The pharmacies are tailored to each location’s specific needs, focusing in particular on harder-to-find medications, according to NBC2.

“We looked at the types of medications dispensed over the last year and made sure that we had all the very expensive and high-risk meds that people had trouble finding when they go home from the hospital, to make sure we had them in stock,” Dr. Collum told NBC2. “On the days that the surgeons see lots of patients, we know 2 days later we’re going to have a lot of discharge patients that we need to care for.”

Launching the hospital-based pharmacies cost $250,000 per location, including the addition of 4 new employees at each hospital. The Lee Memorial Health System board of directors plans to evaluate the new programs before opening pharmacies in its other hospital locations, according to Naples Daily News.

Establishing the hospital pharmacies as a means of reducing readmissions is motivated in part by newly established federal government penalties for avoidable readmissions, according to Naples News. As of October 1, 2012, hospitals began to face a 1% base rate cut in Medicare reimbursements if they have higher than normal readmission rates. The penalty is set to increase to 2% in 2013 and 3% in 2014, the article stated.

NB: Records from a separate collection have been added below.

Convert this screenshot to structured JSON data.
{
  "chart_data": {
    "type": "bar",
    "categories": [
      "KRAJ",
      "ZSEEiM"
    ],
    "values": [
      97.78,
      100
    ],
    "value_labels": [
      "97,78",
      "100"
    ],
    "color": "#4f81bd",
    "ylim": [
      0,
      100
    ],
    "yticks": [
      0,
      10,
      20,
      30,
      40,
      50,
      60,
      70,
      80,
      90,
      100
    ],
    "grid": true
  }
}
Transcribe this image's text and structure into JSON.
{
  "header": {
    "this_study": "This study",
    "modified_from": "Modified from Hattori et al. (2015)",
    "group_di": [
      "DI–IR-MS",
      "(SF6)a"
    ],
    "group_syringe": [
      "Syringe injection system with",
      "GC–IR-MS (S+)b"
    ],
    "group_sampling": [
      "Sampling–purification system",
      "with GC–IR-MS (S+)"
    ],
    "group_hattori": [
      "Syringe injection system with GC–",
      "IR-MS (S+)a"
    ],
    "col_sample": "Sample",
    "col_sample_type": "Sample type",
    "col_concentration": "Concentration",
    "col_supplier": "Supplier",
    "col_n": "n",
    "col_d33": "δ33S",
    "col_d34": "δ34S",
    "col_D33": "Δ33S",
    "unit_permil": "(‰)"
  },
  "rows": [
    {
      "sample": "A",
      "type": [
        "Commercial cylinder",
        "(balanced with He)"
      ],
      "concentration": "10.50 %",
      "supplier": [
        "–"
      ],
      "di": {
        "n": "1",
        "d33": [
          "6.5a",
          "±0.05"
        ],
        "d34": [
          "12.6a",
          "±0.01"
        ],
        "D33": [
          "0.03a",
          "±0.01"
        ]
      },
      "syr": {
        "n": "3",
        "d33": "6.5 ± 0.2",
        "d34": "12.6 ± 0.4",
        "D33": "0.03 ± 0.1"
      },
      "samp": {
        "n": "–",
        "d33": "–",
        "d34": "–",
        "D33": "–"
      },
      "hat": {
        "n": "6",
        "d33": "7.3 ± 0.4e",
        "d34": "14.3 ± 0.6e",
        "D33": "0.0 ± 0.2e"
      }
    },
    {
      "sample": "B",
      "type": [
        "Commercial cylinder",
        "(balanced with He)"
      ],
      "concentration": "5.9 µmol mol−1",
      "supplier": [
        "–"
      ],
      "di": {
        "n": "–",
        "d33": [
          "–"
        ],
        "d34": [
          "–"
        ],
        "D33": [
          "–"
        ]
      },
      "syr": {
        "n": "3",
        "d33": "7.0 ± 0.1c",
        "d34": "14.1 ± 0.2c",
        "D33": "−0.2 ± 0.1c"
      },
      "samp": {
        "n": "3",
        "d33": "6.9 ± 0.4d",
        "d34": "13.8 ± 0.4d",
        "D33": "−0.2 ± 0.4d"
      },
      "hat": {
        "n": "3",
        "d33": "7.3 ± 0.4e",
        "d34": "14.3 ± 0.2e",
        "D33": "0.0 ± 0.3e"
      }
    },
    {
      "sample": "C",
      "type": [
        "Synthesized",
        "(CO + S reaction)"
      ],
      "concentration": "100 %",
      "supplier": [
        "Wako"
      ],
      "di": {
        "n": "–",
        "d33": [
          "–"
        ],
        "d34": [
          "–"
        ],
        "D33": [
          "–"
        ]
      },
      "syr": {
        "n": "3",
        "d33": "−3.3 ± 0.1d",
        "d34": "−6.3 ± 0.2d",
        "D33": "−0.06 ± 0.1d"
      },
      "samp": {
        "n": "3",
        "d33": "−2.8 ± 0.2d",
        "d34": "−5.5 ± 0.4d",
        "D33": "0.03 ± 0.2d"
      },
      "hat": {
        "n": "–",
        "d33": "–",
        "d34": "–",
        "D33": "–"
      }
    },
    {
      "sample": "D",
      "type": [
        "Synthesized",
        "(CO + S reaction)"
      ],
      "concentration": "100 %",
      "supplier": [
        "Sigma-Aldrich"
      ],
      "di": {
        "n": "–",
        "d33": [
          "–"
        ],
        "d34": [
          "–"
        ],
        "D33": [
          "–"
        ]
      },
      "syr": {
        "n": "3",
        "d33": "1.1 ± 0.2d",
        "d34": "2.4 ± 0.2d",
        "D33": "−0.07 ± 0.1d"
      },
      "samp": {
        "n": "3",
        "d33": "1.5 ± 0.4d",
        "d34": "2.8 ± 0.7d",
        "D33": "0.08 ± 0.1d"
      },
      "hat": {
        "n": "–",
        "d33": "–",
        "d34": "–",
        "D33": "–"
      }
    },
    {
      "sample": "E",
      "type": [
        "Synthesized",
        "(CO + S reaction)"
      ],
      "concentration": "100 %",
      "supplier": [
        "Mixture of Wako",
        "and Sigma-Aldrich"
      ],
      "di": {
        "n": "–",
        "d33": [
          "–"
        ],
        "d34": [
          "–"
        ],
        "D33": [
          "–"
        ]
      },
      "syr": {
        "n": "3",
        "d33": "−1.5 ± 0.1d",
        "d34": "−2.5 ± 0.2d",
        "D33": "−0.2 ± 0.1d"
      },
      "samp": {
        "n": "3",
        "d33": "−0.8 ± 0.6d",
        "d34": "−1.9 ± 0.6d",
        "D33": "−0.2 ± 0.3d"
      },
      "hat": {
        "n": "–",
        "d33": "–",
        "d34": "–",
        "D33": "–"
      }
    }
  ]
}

Approximately 35% of hospitals in the nation have a pharmacy that handles patient discharges, Doug Scheckelhoff, vice president of professional development for the American Society of Health-System Pharmacists told Naples Daily News. On-site pharmacy services increase patients’ medication compliance after discharge, whether pharmacists deliver medicines directly to patients prior to discharge or send scripts to a nearby pharmacy, he added.